Das Ende einer Ära

Erstellt am 27.03.2024

Kirchengemeinde Niederbörde trennt sich nach 67 Jahren von Jakobikirche

Mit dem Auszug der sakralen Gegenstände endete die Zeit der Jakobikirche symbolisch und damit auch offiziell. Fotos: Hans-Albert Limbrock

Von Hans-Albert Limbrock

Lippborg. Hätte es doch vielleicht ganz anders kommen können? Wäre die Entscheidung, die Jakobikirche an die Gemeinde Lippetal zu verkaufen, nicht gefallen, wenn der Besuch des Gotteshauses immer so gut gewesen wäre wie beim Entwidmungs-Gottesdienst? Reine Spekulation. Denn an den Fakten hätte das wohl nichts bis wenig geändert: Die Kirchengemeinde Niederbörde verfügt über zu viele Gebäude, für inzwischen zu wenige evangelische Christen.

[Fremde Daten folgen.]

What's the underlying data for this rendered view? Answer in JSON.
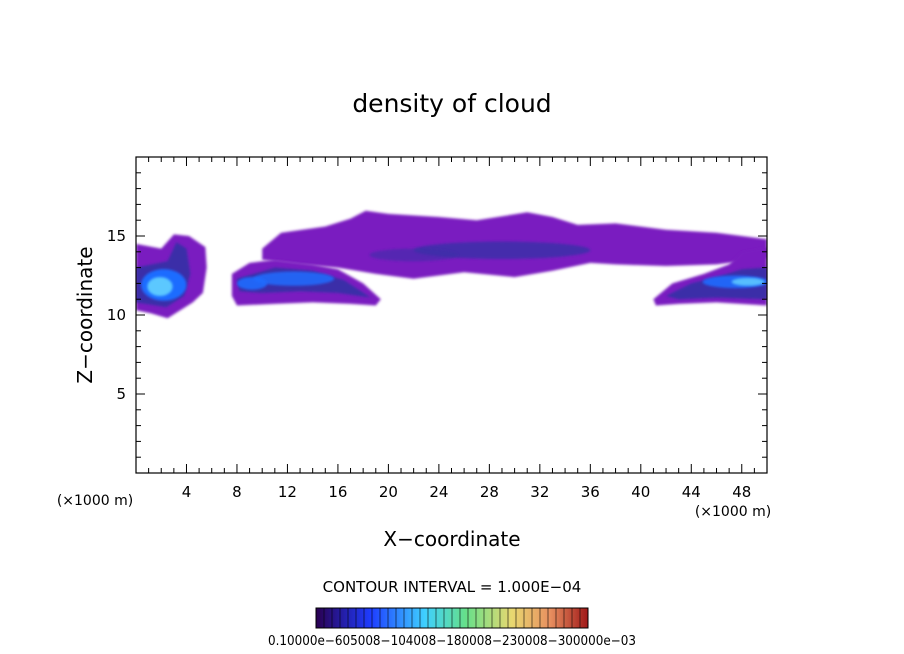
{
  "chart_data": {
    "type": "heatmap",
    "title": "density of cloud",
    "xlabel": "X−coordinate",
    "ylabel": "Z−coordinate",
    "x_unit_left": "(×1000 m)",
    "x_unit_right": "(×1000 m)",
    "xlim": [
      0,
      50
    ],
    "ylim": [
      0,
      20
    ],
    "x_ticks": [
      4,
      8,
      12,
      16,
      20,
      24,
      28,
      32,
      36,
      40,
      44,
      48
    ],
    "x_tick_labels": [
      "4",
      "8",
      "12",
      "16",
      "20",
      "24",
      "28",
      "32",
      "36",
      "40",
      "44",
      "48"
    ],
    "y_ticks": [
      5,
      10,
      15
    ],
    "y_tick_labels": [
      "5",
      "10",
      "15"
    ],
    "contour_interval_text": "CONTOUR INTERVAL = 1.000E−04",
    "colorbar_labels_text": "0.10000e−605008−104008−180008−230008−300000e−03",
    "colormap": [
      "#2a0050",
      "#3d1a9e",
      "#1e3cff",
      "#2a8cff",
      "#3fd0ff",
      "#66e08a",
      "#a8e86a",
      "#e8d870",
      "#e89060",
      "#d04040",
      "#a01818"
    ],
    "cloud_color_low": "#7a1fc0",
    "cloud_color_mid": "#3a2fa8",
    "cloud_color_high": "#1e6cff",
    "cloud_color_core": "#5cc8ff",
    "regions": [
      {
        "name": "left-cell",
        "x_range": [
          0,
          5.5
        ],
        "z_range": [
          9.8,
          15.0
        ],
        "max_level": "core"
      },
      {
        "name": "anvil-12km",
        "x_range": [
          7.6,
          19.4
        ],
        "z_range": [
          10.6,
          13.4
        ],
        "max_level": "high"
      },
      {
        "name": "upper-layer",
        "x_range": [
          10.0,
          50
        ],
        "z_range": [
          13.0,
          16.6
        ],
        "max_level": "mid"
      },
      {
        "name": "right-cell",
        "x_range": [
          41.0,
          50
        ],
        "z_range": [
          10.6,
          14.0
        ],
        "max_level": "core"
      }
    ]
  }
}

„Wir vom Presbyterium haben uns die Entscheidung, die Kirche zu verkaufen, nicht leicht gemacht. Wir wissen: Viele Menschen verbinden mit diesem Ort besondere Erinnerungen“, betonte Friedrich Schulze zur Wiesch, Vorsitzender des Presbyteriums. Noch einmal war die Kirche gut gefüllt, als Pfarrerin Valeria Dankwerth, Pfarrer Karl-Heinz Klapetz, Diakonin Sabine Riddermann und Schulze zur Wiesch, unterstützt von zahlreichen Gemeindegliedern, ein letztes Mal zu einem Gottesdienst in das 1957 eingeweihte Gebäude baten.

Aber auch das ist Teil der (traurigen) Wahrheit: Die Lippborger, von denen es laut Statistik über 500 mit evangelischem Glauben  gibt, waren in „ihrer Kirche“ an diesem März-Abend kurz vor Ostern eher in der Minderheit. Das war 1957 und in den Folgejahren noch ganz anders. Damals konnte Pfarrer Wilms, der zuvor evangelische Gottesdienste in der katholischen Pfarrkirche St. Cornelius und Cyprian gefeiert hatte, nach Fertigstellung des Gebäudes stets auf ein proppenvolles Kirchenschiff bauen. Doch von denen, die damals kamen, leben heute nur noch wenige: Else Pahl mit ihren bald hundert Jahren, die lange Zeit mit ihrem Mann Otto den Küsterdienst versehen hatte, gehörte zu denen, die bei der Abschiedsstunde dabei sein wollten. Jüngere Gemeindeglieder suchte man – abgesehen von wenigen Ausnahmen – indes vergeblich.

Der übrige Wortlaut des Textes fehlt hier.